On ne gommera pas pour autant l’originalité créatrice et la force d’initiative des imaginaires, les formes d’adhésion et d’organisation, les exigences morales individuelles ou collectives, les aspirations et les contraintes, les espoirs et les peurs mis en branle, à ce niveau de relations, avec le « surnaturel ». Ainsi, un culte privé qui devient collectif, peut s’imposer à tout un village ewé, mais être rejeté ailleurs ; cela dépend des besoins des hommes auxquels répondent ces cultes, qui ne sont jamais définitivement achevés.

      

123Au sens d’E. Hobsbawn & T. Ranger (eds.) The invention of tradition. Sur une anthropologie historique de

l’imaginaire, cf. J. FERNANDEZ, Bwiti.An ethnography of the religious imagination in Africa. Princeton, 1982. Voir aussi de K. Fields, Revival and rebellion in colonial Central Africa, Princeton, 1985; aussi D. Lane, Guns and rain: guerrillas and spirit in Zimbabwe, Londres, 1985. Sur la place spécifique de l’invention religieuse dans la vie sociale, voir aussi, W. Van Binsbergen & M. Schoffelers (eds.), Theoretical explorations in African religion, Londres, 1985.

Dans les anciennes religions africaines, on décelait déjà des signes d’évolution prouvant que, loin d’être renfermées sur elles-mêmes, elles ont su se montrer au fil du temps perméables à la « demande » des fidèles, et à l’impact de la conjoncture sur la demande, ainsi qu’aux influences extérieures. L’ensemble des caractéristiques attribuées aux religions africaines perdureront de l’autre côté de l’Atlantique au sein des différentes diasporas dans l’élaboration des divers syncrétismes.124

Pour mieux comprendre les religions afro-brésiliennes nous devons d’abord essayer de cerner la vision spirituelle des Africains avant leur transplantation vers le Nouveau Monde, particulièrement dans leurs territoires d’origine de d’Afrique occidentale, autour du golfe du Benin. Cela couvre les zones qui, avant la colonisation, étaient sous l’administration de l’ancien royaume du Dahomey, ainsi que les nombreux royaumes yoruba. Cette région comprend aujourd’hui les États modernes du Bénin, Togo et Nigeria. Il convient de signaler que l’Afrique centrale a elle aussi énormément contribué à la formation des nouvelles émergences spirituelles au Brésil avec l’arrivée de peuples de langues et cultures bantou de l’Angola et du Congo actuels.

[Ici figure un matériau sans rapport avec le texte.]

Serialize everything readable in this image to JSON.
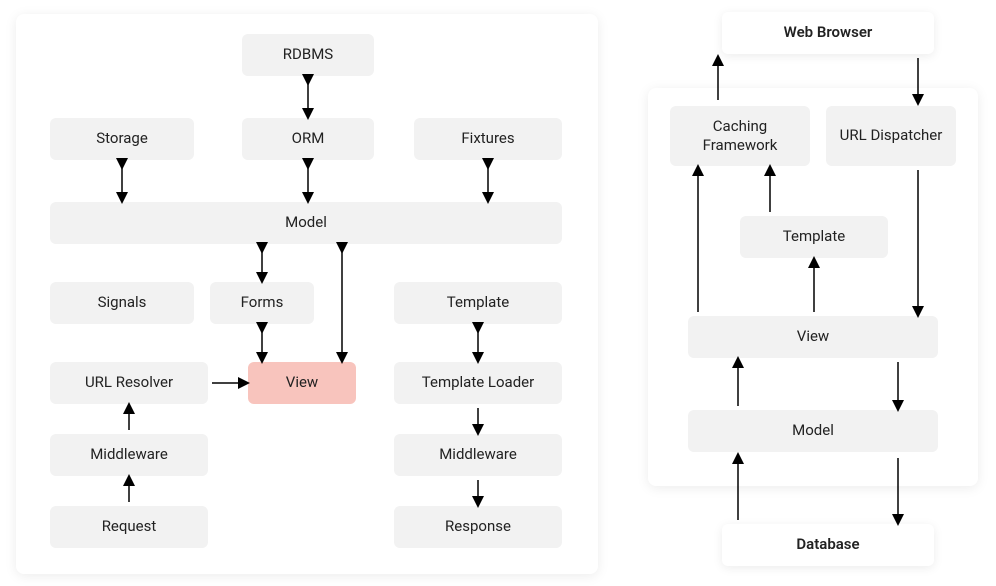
{
  "left": {
    "rdbms": "RDBMS",
    "storage": "Storage",
    "orm": "ORM",
    "fixtures": "Fixtures",
    "model": "Model",
    "signals": "Signals",
    "forms": "Forms",
    "template": "Template",
    "url_resolver": "URL Resolver",
    "view": "View",
    "template_loader": "Template Loader",
    "middleware_left": "Middleware",
    "middleware_right": "Middleware",
    "request": "Request",
    "response": "Response"
  },
  "right": {
    "web_browser": "Web Browser",
    "caching_framework": "Caching Framework",
    "url_dispatcher": "URL Dispatcher",
    "template": "Template",
    "view": "View",
    "model": "Model",
    "database": "Database"
  },
  "colors": {
    "node_bg": "#f2f2f2",
    "highlight_bg": "#f8c4bd",
    "text": "#222222"
  }
}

Nous n’approfondirons pas l’étude de leurs mythologies, notre recherche portant principalement sur l’émergence d’une entité dont le culte et la description font partie du panthéon d’un temple de la nation jeje marrim (Mahi) de Bahia, rattaché à la culture éwé/fon. Il s’agit du terreiro, Seja Hundê (« Tereiro do Ventura ») de la région de Cachoeira, qui revendique un lien direct avec les anciens royaumes de l’espace culturel fon de l’Afrique. Nous évoquerons également les mythologies et mythes nagôs des autres nations constitutives du Candomblé, qui revêtent une grande importance dans la formation et la structuration du Candomblé qui se rattache aux anciens royaumes yorouba.